While there is a sense of play in having CIMON aboard the ISS, CIMON is a scientific experiment itself, so the project was not undertaken lightly. “The ISS is an extremely regulated environment,” Biniok says, “and we needed to confirm with all parties involved that CIMON cannot harm anybody or fly into anything. All of the content within CIMON was approved by a researcher who is responsible for the mental health of the astronauts.”

Photograph of Cimon with hands reaching toward its screen

We’re working toward using Watson Tone Analyzer to enable CIMON to recognize the astronauts’ emotions, so that will trigger responses that accord to those emotions.

A testament to the power of AI and the cloud

Biniok proudly notes that all of the Watson services used in CIMON come from the IBM Cloud in Frankfurt. “That tells you how powerful our cloud is. If you can make it work in space, you can make it work anywhere.”
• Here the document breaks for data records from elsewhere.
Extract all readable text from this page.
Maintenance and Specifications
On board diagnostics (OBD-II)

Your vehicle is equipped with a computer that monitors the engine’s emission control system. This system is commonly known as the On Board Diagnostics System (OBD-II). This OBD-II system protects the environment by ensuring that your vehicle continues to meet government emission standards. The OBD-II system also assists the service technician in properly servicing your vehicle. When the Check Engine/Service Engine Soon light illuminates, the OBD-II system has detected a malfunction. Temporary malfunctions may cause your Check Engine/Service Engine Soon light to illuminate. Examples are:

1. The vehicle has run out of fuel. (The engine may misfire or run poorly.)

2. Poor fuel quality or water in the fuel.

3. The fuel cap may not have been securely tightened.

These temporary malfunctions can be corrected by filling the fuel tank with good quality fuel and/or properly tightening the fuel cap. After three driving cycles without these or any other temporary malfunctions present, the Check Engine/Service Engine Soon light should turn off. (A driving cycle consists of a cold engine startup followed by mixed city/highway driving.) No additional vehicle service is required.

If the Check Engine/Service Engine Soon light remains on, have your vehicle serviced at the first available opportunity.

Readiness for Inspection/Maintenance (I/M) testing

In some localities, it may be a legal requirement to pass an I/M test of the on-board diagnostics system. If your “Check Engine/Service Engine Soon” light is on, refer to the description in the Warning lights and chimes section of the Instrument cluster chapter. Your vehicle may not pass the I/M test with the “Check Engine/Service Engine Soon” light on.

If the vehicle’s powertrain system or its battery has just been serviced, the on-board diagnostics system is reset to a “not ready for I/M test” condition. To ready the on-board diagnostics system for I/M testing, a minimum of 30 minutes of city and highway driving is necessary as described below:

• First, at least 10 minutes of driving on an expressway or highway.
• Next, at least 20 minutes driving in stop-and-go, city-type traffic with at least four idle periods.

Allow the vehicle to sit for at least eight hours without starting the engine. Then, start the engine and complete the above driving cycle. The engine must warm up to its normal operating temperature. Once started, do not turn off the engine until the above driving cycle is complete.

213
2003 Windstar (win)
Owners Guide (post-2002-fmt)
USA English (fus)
In addition to IBM’s expertise in AI and cloud, Biniok explains that a key factor in the DLR’s decision to choose IBM was data security. “We give the client the choice to opt out of data collection,” he says. “It’s their intellectual property, and we don’t use that data to train our general models unless the client gives us permission. The data belongs to the client, and the models belong to the client. Some other companies won’t give clients that choice.”

As of this writing, CIMON is still aboard the ISS, waiting for his next assignment. An identical version of CIMON resides in an Airbus lab in Germany, where it helps the team troubleshoot problems when they arise in space. A third, slightly lower-tech version is trotted out for events like media interviews and photo ops.

As a concept, CIMON as a scientific experiment and technology demonstrator is still in its infancy. “We’re breaking new ground with this,” says Biniok. “It’s far from a final product, but it’s a way to begin to understand how such systems should look in the future and how they can actually benefit the crew in space.”

CIMON is a registered trademark in the European Union of Deutsches Zentrum für Luft- und Raumfahrt e. V., German Aerospace Center (DLR) and stands for Crew Interactive MObile CompanioN. It is a scientific project awarded by DLR, developed by AIRBUS and IBM and funded by the German Federal Ministry for Economic Affairs and Energy (BMWi).